En 1915, lorsque Kazimir Malevitch présente son Carré noir, l'œuvre est perçue comme une provocation et une fin de l'art dans le contexte de la peinture figurative de l'époque. Pourtant, avec le recul du XXIe siècle, cette œuvre apparaît comme une anticipation visionnaire du concept de pixel, cette unité minimale qui constitue la base de toutes les images numériques contemporaines. Malevitch a ainsi fixé dans l'art un principe fondamental de la digitalisation plusieurs décennies avant que le terme n'émerge, à une époque où l'humanité se préoccupait davantage d'électrification que de numérique.

L'article développe l'analogie entre le Carré noir et les concepts numériques : comme le zéro en mathématiques a ouvert la voie aux calculs infinis, le carré de Malevitch représente le point zéro de l'art d'où peut naître un nouvel univers de formes.
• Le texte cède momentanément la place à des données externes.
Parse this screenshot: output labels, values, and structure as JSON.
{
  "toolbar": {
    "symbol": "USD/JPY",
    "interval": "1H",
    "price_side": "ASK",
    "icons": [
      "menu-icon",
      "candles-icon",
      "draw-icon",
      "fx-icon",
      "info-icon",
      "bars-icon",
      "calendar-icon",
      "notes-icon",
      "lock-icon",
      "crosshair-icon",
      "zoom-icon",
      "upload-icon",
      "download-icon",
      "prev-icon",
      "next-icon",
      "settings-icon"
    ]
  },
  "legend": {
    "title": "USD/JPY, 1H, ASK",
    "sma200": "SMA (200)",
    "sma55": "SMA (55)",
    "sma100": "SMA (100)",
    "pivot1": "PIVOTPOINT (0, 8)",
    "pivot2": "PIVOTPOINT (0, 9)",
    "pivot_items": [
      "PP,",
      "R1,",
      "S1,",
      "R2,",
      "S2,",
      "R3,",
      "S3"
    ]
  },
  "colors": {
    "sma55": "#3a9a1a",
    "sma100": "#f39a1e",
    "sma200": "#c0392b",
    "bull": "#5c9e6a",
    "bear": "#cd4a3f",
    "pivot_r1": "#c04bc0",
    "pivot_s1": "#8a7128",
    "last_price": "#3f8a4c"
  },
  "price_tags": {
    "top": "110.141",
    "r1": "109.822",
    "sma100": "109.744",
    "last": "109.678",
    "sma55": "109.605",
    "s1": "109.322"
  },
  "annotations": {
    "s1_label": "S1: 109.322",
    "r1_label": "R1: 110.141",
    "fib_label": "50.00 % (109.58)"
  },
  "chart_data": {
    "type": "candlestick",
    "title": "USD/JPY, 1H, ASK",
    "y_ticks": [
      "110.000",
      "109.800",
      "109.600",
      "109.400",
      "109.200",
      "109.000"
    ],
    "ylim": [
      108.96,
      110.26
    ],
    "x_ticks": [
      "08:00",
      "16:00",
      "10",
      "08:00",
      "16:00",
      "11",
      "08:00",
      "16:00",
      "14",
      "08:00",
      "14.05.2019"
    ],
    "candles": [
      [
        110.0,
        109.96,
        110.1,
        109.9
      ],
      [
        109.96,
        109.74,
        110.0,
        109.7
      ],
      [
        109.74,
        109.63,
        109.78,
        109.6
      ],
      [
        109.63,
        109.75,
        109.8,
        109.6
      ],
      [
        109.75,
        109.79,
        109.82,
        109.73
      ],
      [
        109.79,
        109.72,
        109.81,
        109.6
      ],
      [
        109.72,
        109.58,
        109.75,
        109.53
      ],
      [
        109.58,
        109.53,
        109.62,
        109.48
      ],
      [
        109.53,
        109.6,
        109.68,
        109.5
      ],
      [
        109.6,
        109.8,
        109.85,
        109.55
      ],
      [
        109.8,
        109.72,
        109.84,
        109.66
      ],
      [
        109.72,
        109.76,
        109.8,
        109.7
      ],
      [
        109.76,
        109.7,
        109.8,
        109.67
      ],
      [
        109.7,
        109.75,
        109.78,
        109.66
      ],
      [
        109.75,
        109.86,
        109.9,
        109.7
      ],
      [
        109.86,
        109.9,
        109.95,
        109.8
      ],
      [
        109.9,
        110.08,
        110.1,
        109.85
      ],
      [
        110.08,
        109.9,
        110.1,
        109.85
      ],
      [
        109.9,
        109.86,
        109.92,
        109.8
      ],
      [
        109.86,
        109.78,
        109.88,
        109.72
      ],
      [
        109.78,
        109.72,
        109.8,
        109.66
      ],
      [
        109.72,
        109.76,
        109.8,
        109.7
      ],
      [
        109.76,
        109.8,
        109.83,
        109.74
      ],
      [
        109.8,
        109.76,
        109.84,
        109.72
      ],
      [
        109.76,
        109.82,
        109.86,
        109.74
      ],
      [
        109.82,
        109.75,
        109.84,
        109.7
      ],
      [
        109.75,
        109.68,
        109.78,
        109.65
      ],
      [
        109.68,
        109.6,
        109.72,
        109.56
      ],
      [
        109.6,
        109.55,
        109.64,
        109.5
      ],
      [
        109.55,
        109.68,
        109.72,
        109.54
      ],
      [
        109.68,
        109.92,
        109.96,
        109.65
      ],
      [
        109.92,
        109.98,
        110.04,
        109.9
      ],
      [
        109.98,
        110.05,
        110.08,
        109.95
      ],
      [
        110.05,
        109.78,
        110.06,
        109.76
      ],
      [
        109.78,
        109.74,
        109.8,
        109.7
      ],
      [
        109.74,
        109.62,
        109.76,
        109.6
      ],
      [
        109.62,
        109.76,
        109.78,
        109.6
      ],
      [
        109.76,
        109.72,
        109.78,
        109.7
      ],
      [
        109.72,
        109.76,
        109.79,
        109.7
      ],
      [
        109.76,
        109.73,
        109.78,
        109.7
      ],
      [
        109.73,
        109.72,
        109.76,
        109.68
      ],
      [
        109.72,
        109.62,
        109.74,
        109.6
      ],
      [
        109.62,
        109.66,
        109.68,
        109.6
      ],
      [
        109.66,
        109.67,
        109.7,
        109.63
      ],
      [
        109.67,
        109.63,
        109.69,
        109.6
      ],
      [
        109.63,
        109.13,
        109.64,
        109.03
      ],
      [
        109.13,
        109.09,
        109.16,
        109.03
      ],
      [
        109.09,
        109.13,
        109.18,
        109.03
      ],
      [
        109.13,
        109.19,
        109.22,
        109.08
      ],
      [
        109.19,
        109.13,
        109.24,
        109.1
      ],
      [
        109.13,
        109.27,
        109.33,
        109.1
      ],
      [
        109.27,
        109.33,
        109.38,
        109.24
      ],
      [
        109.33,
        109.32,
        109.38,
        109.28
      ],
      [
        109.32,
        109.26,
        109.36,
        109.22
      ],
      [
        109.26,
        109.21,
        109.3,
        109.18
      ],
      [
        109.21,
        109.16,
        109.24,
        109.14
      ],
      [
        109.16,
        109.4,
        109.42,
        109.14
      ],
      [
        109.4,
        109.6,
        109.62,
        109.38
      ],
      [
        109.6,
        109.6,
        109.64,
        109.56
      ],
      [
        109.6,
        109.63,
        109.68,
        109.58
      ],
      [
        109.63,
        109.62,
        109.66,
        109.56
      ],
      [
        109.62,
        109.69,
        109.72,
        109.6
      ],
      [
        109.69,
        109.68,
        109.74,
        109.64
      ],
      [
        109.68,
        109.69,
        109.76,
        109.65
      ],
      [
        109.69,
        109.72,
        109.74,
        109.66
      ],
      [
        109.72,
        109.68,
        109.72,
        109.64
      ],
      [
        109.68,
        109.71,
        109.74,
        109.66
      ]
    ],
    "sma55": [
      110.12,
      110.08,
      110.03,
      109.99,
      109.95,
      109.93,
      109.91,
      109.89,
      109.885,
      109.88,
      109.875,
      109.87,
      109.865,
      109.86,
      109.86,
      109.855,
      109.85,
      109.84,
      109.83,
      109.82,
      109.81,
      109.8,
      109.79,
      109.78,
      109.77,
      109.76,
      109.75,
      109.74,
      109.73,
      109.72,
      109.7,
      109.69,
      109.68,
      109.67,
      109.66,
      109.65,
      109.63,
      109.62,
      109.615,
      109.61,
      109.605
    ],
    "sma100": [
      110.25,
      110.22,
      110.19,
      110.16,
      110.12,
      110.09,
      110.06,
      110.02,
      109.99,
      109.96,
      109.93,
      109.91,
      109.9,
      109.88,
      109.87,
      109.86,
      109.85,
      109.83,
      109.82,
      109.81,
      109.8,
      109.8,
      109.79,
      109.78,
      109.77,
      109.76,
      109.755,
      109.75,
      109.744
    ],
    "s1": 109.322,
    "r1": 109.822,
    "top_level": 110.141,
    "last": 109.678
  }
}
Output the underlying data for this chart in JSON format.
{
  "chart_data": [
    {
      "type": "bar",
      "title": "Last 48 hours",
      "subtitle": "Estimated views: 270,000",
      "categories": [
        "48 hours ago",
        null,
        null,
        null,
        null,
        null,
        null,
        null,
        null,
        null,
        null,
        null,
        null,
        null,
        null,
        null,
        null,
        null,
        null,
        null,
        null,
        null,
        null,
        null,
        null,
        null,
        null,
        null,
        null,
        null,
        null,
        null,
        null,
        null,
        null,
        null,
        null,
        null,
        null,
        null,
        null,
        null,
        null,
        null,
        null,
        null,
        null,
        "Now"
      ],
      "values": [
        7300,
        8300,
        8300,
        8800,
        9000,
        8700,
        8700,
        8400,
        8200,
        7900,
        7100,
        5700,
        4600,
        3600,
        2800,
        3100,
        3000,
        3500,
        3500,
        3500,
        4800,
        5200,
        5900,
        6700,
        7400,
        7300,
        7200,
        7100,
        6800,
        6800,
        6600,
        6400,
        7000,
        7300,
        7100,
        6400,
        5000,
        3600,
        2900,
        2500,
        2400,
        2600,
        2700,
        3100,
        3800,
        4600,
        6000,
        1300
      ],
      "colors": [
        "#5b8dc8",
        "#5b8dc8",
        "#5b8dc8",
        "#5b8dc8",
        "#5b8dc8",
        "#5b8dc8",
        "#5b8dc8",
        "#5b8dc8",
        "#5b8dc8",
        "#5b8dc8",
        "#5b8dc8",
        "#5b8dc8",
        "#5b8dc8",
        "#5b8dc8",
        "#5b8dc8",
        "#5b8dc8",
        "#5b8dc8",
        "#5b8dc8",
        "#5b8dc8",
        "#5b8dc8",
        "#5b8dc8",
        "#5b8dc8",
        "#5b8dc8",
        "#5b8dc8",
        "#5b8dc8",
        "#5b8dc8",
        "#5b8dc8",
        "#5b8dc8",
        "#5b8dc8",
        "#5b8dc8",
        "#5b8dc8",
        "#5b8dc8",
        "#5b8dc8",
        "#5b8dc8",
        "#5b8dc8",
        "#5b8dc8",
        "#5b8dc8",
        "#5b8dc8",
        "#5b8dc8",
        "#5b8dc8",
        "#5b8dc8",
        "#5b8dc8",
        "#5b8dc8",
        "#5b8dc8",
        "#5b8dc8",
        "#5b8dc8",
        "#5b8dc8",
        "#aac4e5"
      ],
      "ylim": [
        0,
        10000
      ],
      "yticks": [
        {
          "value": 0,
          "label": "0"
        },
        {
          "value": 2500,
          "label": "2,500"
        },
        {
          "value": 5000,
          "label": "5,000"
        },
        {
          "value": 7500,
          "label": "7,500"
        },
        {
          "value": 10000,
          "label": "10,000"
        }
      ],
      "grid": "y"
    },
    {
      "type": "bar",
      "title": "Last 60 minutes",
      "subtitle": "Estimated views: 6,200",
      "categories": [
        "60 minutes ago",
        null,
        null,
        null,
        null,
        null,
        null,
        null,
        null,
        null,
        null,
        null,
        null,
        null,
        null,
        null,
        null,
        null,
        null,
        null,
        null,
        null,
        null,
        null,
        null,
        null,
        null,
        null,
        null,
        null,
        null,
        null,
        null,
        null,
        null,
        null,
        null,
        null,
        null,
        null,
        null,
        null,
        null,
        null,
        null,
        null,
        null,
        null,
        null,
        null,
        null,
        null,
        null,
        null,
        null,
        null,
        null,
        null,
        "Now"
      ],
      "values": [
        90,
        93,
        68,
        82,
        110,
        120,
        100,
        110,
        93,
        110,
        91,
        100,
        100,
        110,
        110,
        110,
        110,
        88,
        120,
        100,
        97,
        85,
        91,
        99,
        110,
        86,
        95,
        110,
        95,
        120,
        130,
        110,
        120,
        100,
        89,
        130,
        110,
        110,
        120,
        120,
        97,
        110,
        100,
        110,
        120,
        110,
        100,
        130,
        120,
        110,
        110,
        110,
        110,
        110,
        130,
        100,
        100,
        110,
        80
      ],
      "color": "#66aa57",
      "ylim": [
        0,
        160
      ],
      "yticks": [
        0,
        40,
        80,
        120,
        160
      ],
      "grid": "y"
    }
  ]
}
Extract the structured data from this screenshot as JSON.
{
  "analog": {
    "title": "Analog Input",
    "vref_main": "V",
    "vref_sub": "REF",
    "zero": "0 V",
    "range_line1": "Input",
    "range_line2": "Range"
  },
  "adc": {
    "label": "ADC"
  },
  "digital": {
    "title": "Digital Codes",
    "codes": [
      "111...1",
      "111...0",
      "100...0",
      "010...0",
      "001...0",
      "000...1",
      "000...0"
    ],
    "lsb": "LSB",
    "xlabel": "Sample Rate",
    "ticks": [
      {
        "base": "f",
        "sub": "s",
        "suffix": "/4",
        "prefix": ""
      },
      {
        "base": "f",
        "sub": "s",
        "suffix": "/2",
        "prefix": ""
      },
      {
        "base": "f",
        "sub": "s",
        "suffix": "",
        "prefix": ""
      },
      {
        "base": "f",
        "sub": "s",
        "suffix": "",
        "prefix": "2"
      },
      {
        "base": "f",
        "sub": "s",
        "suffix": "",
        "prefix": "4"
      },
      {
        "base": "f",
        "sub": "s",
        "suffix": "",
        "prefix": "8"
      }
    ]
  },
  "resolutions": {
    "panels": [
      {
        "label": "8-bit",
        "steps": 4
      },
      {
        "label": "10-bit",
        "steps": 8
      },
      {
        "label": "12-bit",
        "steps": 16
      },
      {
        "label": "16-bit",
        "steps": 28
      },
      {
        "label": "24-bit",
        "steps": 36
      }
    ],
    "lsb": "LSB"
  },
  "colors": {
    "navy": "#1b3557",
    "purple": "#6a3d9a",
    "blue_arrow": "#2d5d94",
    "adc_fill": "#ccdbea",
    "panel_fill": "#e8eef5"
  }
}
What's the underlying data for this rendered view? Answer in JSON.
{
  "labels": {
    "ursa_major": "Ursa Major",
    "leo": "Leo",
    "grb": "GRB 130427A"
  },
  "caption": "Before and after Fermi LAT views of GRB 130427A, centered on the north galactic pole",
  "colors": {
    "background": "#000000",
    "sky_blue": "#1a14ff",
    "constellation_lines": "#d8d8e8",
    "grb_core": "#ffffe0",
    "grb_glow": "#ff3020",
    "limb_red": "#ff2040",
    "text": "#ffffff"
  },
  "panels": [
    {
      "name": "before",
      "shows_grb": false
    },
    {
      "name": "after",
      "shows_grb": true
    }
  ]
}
De même que les physiciens ont découvert les particules élémentaires, Malevitch a identifié le module élémentaire de l'image, préfigurant le bit informatique qui contient la dualité 0/1. Contrairement au Bauhaus qui simplifiait les formes vers des géométries basiques ou aux dadaïstes qui niaient le sens, Malevitch opérait une mise à zéro permettant l'émergence d'un nouveau langage visuel.

Cette vision positionne Malevitch non seulement comme un artiste d'avant-garde mais comme un prophète de la civilisation numérique, capable de capter par l'intuition artistique ce que la science n'avait pas encore conceptualisé. L'article souligne comment l'art peut ainsi devancer la technologie, fonctionnant comme une antenne captant l'avenir, où la pensée et l'illumination précèdent souvent la méthode scientifique. Malevitch, bien que considéré comme un dilettante par certains philosophes de son temps, a su engendrer une vérité fondamentale sur la nature discrète de la réalité, démontrant que l'art peut révéler des principes universels avant même leur formalisation technique.